Kündigungsschutz bei In-vitro Schwangerschaft

Geschrieben von Rechtsanwalt Trojan. Veröffentlicht in Rechtsanwalt Mainz Blog

Bei einer künstlichen Befruchtung einer Eizelle im „Reagenzglas“ (In-vitro) greift das gesetzliche Kündigungsverbot des § 9 Abs. 1 Satz 1 Mutter Schutz Gesetz (MuSchG) bereits mit Einsetzung der befruchteten Eizelle und nicht erst bei Einnistung, hat das Bundesarbeitsgericht nochmals klargestellt.

Der Entscheidung des Bundesarbeitsgerichts vom 26.06.2015 (Az. 2 AZR 237/14) lag nachfolgender Fall zu Grunde:

Eine Mitarbeiterin hegte bereits seit langem einen bislang nicht erfüllten Kinderwunsch und teilte ihrem Arbeitgeber am 14 bzw. 15. Januar 2013 mit, dass sie einen erneuten Versuch einer künstlichen Befruchtung unternehmen werde. Am 24.01.2013 wurde ihr die befruchtete Eizelle eingesetzt. Am 31.01.2013 kündigte der Arbeitgeber, ohne zuvor eine behördliche Genehmigung eingeholt zu haben. Die Stelle wurde so dann durch eine neue Mitarbeiterin besetzt. Am 07.02.2013 wurde die Schwangerschaft bei der gekündigten Mitarbeiterin festgestellt, die am 13.02.2013 ihren Arbeitgeber informierte. Da der Arbeitgeber an seiner Kündigung festhielt, erhob die gekündigte Mitarbeiterin eine Kündigungsschutzklage.
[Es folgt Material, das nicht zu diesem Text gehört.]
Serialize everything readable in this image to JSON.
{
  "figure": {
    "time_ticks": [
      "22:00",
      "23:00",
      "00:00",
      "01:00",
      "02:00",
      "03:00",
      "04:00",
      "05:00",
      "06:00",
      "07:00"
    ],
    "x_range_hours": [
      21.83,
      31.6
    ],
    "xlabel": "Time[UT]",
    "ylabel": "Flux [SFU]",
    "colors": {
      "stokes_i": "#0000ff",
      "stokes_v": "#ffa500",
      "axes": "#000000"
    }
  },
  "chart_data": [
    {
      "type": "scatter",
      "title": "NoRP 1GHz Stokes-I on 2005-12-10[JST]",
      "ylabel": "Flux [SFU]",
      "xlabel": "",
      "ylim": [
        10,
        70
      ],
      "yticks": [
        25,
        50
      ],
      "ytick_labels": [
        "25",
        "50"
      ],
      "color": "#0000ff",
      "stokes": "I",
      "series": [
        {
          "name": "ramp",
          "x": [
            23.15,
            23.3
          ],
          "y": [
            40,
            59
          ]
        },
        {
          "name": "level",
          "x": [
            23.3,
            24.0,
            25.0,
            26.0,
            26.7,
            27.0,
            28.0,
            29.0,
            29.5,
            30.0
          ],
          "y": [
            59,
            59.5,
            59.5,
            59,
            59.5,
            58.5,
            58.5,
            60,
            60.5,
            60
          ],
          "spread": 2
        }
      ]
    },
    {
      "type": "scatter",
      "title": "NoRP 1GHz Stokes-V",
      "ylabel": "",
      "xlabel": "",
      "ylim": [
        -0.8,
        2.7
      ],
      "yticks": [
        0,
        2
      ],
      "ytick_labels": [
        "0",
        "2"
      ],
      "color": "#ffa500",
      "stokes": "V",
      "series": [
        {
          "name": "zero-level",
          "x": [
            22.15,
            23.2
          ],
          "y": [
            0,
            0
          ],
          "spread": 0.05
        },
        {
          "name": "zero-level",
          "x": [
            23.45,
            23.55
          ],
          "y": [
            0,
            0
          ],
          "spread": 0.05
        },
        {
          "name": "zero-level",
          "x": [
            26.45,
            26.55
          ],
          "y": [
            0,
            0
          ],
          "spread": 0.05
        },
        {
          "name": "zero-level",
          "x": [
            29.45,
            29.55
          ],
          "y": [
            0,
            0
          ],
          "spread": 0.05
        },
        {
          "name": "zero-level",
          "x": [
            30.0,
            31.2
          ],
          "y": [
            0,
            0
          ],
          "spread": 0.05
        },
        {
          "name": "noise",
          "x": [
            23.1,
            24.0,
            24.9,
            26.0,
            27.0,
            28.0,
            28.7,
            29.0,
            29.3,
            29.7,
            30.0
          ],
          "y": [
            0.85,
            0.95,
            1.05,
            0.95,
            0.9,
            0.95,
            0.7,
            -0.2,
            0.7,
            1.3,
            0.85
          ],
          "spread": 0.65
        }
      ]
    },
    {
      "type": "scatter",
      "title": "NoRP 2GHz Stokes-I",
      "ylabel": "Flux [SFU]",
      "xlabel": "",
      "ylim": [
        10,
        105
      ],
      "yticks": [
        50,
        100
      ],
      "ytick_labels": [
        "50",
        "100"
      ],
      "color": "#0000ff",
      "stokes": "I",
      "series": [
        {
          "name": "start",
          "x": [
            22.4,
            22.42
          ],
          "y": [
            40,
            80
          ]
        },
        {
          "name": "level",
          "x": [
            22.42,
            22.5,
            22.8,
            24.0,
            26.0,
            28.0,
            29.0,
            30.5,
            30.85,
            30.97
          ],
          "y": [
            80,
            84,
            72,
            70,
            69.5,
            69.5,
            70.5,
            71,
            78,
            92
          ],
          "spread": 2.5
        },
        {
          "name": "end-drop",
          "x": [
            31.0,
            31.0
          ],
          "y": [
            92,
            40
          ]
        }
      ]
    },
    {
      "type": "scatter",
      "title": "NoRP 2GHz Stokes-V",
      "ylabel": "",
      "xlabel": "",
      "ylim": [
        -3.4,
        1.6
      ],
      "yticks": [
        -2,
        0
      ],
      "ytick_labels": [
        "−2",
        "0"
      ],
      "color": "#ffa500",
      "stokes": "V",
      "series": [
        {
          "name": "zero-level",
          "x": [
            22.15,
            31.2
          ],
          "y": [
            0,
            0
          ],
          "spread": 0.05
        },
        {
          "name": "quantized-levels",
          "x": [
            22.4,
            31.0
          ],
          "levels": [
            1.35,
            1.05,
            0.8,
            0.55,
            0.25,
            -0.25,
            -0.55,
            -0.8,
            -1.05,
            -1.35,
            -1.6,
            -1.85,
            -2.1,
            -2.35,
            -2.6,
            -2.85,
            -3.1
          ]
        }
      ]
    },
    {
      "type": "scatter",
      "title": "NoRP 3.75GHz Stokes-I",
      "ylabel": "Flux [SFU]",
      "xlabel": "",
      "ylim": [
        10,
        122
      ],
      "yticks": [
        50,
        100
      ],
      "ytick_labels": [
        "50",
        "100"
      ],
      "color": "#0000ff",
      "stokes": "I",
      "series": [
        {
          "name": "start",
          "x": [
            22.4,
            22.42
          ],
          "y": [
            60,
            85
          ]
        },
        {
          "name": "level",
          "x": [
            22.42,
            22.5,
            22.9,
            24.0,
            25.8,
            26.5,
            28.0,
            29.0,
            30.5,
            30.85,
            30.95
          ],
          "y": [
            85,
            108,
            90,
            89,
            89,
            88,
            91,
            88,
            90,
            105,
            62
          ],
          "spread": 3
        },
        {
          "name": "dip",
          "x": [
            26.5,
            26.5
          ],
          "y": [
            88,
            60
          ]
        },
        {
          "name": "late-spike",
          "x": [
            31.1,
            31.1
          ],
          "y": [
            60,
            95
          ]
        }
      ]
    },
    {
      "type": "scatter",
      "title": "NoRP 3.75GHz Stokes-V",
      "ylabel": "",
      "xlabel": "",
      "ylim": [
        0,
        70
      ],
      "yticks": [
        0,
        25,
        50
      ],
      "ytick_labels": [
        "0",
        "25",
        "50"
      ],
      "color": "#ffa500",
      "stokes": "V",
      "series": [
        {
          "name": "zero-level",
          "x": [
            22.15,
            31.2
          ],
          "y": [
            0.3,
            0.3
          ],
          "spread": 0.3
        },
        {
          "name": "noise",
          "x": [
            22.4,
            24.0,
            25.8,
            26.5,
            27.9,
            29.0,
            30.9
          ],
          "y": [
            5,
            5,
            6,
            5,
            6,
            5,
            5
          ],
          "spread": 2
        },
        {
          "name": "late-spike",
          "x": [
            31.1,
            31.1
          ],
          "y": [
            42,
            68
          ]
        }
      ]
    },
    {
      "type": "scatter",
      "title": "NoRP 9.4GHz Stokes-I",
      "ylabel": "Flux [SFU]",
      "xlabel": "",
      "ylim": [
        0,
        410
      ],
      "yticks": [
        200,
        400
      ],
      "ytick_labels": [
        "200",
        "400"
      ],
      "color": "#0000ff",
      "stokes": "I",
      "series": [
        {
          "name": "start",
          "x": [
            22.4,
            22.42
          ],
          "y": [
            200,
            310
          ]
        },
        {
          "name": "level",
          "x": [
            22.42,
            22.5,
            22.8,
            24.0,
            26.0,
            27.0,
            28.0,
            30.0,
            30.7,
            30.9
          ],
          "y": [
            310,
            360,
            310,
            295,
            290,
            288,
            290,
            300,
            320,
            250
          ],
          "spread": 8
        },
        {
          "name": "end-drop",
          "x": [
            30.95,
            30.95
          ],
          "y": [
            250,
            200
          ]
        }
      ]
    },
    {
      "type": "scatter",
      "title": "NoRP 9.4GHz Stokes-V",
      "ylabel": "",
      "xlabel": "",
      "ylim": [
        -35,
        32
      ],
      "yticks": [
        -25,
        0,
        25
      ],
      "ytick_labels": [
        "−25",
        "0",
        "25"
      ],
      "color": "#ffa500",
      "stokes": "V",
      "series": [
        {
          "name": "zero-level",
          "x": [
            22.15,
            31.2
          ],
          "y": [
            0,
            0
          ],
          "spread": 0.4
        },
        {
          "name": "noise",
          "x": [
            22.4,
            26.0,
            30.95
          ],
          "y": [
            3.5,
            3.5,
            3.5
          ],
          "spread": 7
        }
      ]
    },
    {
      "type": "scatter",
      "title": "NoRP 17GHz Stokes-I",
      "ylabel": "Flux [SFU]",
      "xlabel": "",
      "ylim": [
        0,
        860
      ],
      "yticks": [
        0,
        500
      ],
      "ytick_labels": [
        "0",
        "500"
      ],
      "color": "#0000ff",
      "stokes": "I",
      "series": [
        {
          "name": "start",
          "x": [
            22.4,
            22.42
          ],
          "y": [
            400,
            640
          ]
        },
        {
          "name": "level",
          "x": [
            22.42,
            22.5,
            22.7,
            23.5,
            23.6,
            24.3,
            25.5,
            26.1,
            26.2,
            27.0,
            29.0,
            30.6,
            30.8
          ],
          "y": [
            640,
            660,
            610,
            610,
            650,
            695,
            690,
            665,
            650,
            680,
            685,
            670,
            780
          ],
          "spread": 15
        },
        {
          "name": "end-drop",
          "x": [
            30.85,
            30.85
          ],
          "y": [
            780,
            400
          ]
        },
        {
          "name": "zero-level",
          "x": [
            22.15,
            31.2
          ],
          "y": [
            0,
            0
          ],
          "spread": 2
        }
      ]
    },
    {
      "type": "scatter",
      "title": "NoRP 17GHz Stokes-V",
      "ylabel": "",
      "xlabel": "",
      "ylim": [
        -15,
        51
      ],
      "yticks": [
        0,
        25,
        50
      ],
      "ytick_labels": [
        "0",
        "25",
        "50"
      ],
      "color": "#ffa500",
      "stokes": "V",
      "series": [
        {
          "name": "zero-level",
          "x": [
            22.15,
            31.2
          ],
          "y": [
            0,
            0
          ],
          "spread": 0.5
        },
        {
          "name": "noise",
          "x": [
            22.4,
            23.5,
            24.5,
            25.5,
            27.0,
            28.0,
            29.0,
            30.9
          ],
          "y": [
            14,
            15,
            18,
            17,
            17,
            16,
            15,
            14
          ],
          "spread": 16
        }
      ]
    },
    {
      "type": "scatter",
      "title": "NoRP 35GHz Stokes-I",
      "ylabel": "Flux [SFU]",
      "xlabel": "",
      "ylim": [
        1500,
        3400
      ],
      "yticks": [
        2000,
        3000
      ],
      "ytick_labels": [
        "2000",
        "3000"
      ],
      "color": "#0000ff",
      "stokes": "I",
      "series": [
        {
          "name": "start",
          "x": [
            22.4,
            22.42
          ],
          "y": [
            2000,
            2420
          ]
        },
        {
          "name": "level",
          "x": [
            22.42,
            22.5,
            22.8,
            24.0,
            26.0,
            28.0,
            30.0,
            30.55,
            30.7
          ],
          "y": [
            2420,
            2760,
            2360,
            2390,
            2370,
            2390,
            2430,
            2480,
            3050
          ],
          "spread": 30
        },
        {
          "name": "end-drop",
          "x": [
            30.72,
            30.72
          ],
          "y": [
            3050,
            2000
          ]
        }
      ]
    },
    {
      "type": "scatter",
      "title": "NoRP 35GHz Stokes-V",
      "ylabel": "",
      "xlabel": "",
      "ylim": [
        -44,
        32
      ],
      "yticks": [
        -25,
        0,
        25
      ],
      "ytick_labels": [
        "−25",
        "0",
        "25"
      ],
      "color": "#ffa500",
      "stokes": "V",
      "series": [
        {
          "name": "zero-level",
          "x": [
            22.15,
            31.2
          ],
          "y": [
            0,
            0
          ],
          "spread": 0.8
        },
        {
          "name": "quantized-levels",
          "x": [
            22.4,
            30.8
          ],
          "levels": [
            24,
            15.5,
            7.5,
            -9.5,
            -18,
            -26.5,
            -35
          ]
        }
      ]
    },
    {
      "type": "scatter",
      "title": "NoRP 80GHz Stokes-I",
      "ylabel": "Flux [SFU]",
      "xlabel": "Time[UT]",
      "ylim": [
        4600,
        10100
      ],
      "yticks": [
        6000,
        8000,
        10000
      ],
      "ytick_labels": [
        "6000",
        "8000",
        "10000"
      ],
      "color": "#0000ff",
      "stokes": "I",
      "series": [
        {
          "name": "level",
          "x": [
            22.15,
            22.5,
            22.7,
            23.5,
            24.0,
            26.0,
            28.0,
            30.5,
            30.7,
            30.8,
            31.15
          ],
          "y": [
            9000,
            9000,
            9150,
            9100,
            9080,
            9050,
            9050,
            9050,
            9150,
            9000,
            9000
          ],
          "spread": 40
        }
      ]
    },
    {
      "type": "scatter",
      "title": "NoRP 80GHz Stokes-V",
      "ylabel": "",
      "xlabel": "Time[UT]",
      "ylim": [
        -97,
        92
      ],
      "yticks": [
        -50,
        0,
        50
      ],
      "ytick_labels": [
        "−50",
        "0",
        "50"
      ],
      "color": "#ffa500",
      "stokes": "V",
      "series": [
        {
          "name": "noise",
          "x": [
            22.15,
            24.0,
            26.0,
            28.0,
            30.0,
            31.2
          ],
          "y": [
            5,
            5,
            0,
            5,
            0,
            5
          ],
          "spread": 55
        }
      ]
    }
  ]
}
Alle Instanzen haben der Klägerin Recht gegeben und waren der Ansicht die Kündigung sei unwirksam. Es liegt aus Sicht der Richter ein Verstoß gegen § 9 Abs. 1 Satz MuSchG vor. Bereits hieran scheitert die Kündigung. Des Weiteren sahen die Richter in der Kündigung auch einen Verstoß gegen das Benachteiligungsverbot aus dem Allgemeinen Gleichbehandlungsgesetzes. Auf Grund der zeitlichen Zusammenhänge konnte davon ausgegangen werden, dass die Kündigung auf Grund der Ankündigung der künstlichen Befruchtung und der damit einhergehenden möglichen Schwangerschaft erfolgte. Dies stellt jedoch eine verbotene Diskriminierung wegen des Geschlechts dar.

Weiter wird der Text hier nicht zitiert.